In 2023 he would sign for FK Ibar on a free. He would go on to score 1 goal which according to Vijesti was against FK Podgorica in a 3–1 win on 30 October 2024, however according to news outlet "Radio Rožaje" he would also score a hattrick in a 8–0 win against Brskovo in a Montenegrin Third League match (6 May 2024), a goal in a 5–0 win against Gusinje (14 April 2024) and a goal against Borac in a 3–0 win (24 September 2023).

=== FK Jedinstvo ===
In 2024 Juković would sign for Montenegrin club FK Jedinstvo Bijelo Polje. He would go on to play for them the entire season, scoring 4 goals in 29 appearances. According to Montenegrin sports outlet RTCG, one of these 4 goals would be scored against Arsenal Tivat in the 18th minute in a 3–2 comeback. Additionally, "Portal Analitika" another one of those 4 goals would come against Bokelj in the 9th minute in a 2–1 victory.

=== Sutjeska Nikšić ===
In summer of 2025, Medo Juković would sign for Montenegrin team FK Sutjeska Nikšić. He would make his debut in the UEFA Conference League first qualifying round against Belarusian team FC Dynamo Brest on 10 July. He would come on as a substitute in the 77th minute for Igor Pajović, however in the 94th minute he would score an own goal which cost Sutjeska the 2–1 away defeat. In the second game, Medo would come off the bench again and his team would win 2–0, advancing to the next round where they would play Beitar Jerusalem F.C., which Sutjeska would lose 7–3 on aggregate. Jukovic would go on to make his first appearance for Sutjeska in the Montenegrin league against FK Mornar which ended in a 3–0 win. Medos first ever goal for Sutjeska would come against Lovćen in a Montenegrin Cup match on 22 October 2025 where he scored on the 45th minute with 2 minutes of additional time.

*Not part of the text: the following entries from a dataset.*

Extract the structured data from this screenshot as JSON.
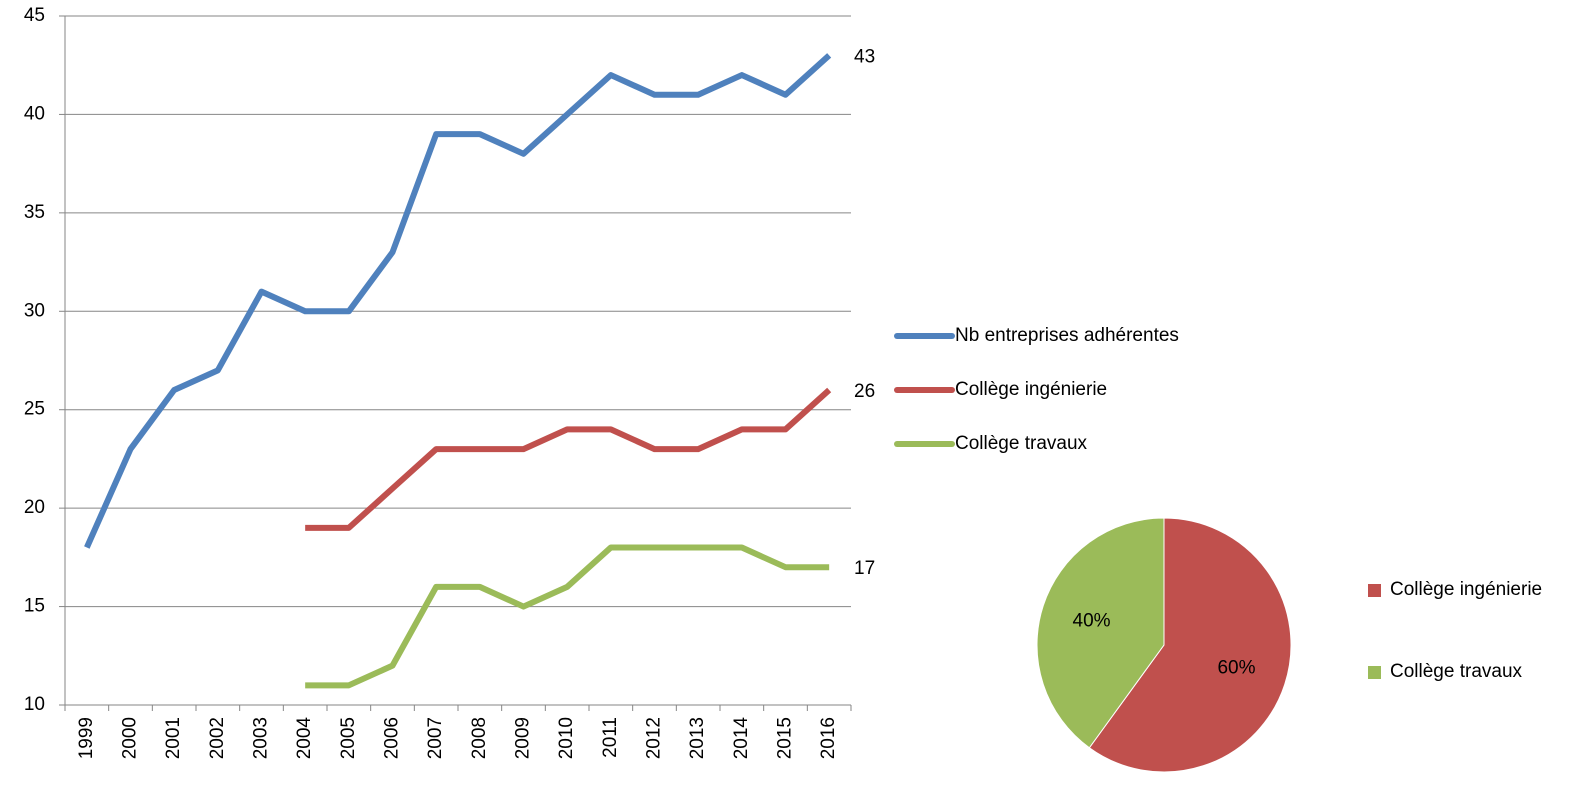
{
  "chart_data": [
    {
      "type": "line",
      "categories": [
        "1999",
        "2000",
        "2001",
        "2002",
        "2003",
        "2004",
        "2005",
        "2006",
        "2007",
        "2008",
        "2009",
        "2010",
        "2011",
        "2012",
        "2013",
        "2014",
        "2015",
        "2016"
      ],
      "series": [
        {
          "name": "Nb entreprises adhérentes",
          "color": "#4f81bd",
          "values": [
            18,
            23,
            26,
            27,
            31,
            30,
            30,
            33,
            39,
            39,
            38,
            40,
            42,
            41,
            41,
            42,
            41,
            43
          ]
        },
        {
          "name": "Collège ingénierie",
          "color": "#c0504d",
          "values": [
            null,
            null,
            null,
            null,
            null,
            19,
            19,
            21,
            23,
            23,
            23,
            24,
            24,
            23,
            23,
            24,
            24,
            26
          ]
        },
        {
          "name": "Collège travaux",
          "color": "#9bbb59",
          "values": [
            null,
            null,
            null,
            null,
            null,
            11,
            11,
            12,
            16,
            16,
            15,
            16,
            18,
            18,
            18,
            18,
            17,
            17
          ]
        }
      ],
      "ylim": [
        10,
        45
      ],
      "yticks": [
        10,
        15,
        20,
        25,
        30,
        35,
        40,
        45
      ],
      "grid": true,
      "legend": "right"
    },
    {
      "type": "pie",
      "categories": [
        "Collège ingénierie",
        "Collège travaux"
      ],
      "values": [
        60,
        40
      ],
      "value_labels": [
        "60%",
        "40%"
      ],
      "colors": [
        "#c0504d",
        "#9bbb59"
      ],
      "legend": "right"
    }
  ]
}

A month later Medo would score his first goal for Sutjeska in the Montenegrin First League, where he scored against Dečić on the 86th minute in a match ending 3–1 in favour of Sutjeska.

== National career ==
=== Montenegro U17 ===
Medo would begin his national career for Montenegro U–17. His national debut was against North Macedonia on 4 April 2021, the match ended in 0–0. He would later go on to make 2 more appearances for Montenegro U17, one in a 2–1 win against North Macedonia and the other one in a 2–0 defeat against Bosnia.

=== Montenegro U18 ===
On 23 November 2021 Medo would make his first appearance for the Montenegro U18. He made his debut against Hungary in a 1–0 defeat. 2 days later Medo would score his first goal in his national career against Hungary in a 2–1 defeat.

=== Montenegro U20 ===
3 years later Medo would return to international football, this time playing for Montenegro U20. He only made 1 appearance for the Montenegro U20 on 19 November 2024, but in that game he managed to get a goal in a friendly against Slovakia.

=== Montenegro U21 ===
Medo would make his Montenegro U21 debut against Romania in a 6–2 defeat on 11 October 2024, 5 months later he would return to the Montenegro U21 this time against Bosnia in a 3–2 friendly win. He would appear on 2 more friendlies against Turkey and Azerbaijan where both games ended in draws. Medo would play his first competitive game of 2025 against Italy on 5 September 2025, the game ended in a 2–1 defeat where he came on in the 83rd minute and got a yellow card. 4 days later he would appear again but this time against Sweden, Montenegro won that match 2–0 and Medo would get 2 assists that game. Medo's first goal for the Montenegro U21 national team came against North Macedonia during a U21 European Championship qualifying round where he scored in the 68th minute after coming on as a substitute for Lazar Knežević in the 58th minute, Montenegro ended up winning that game 3–2. As of 18 November 2025 Medo is playing for the Montenegro U21.

== Awards ==
On 29 December 2025, Medo received his first individual award after being named the best athlete in his hometown of Rožaje, following his successful performances with Jedinstvo and Sutjeska.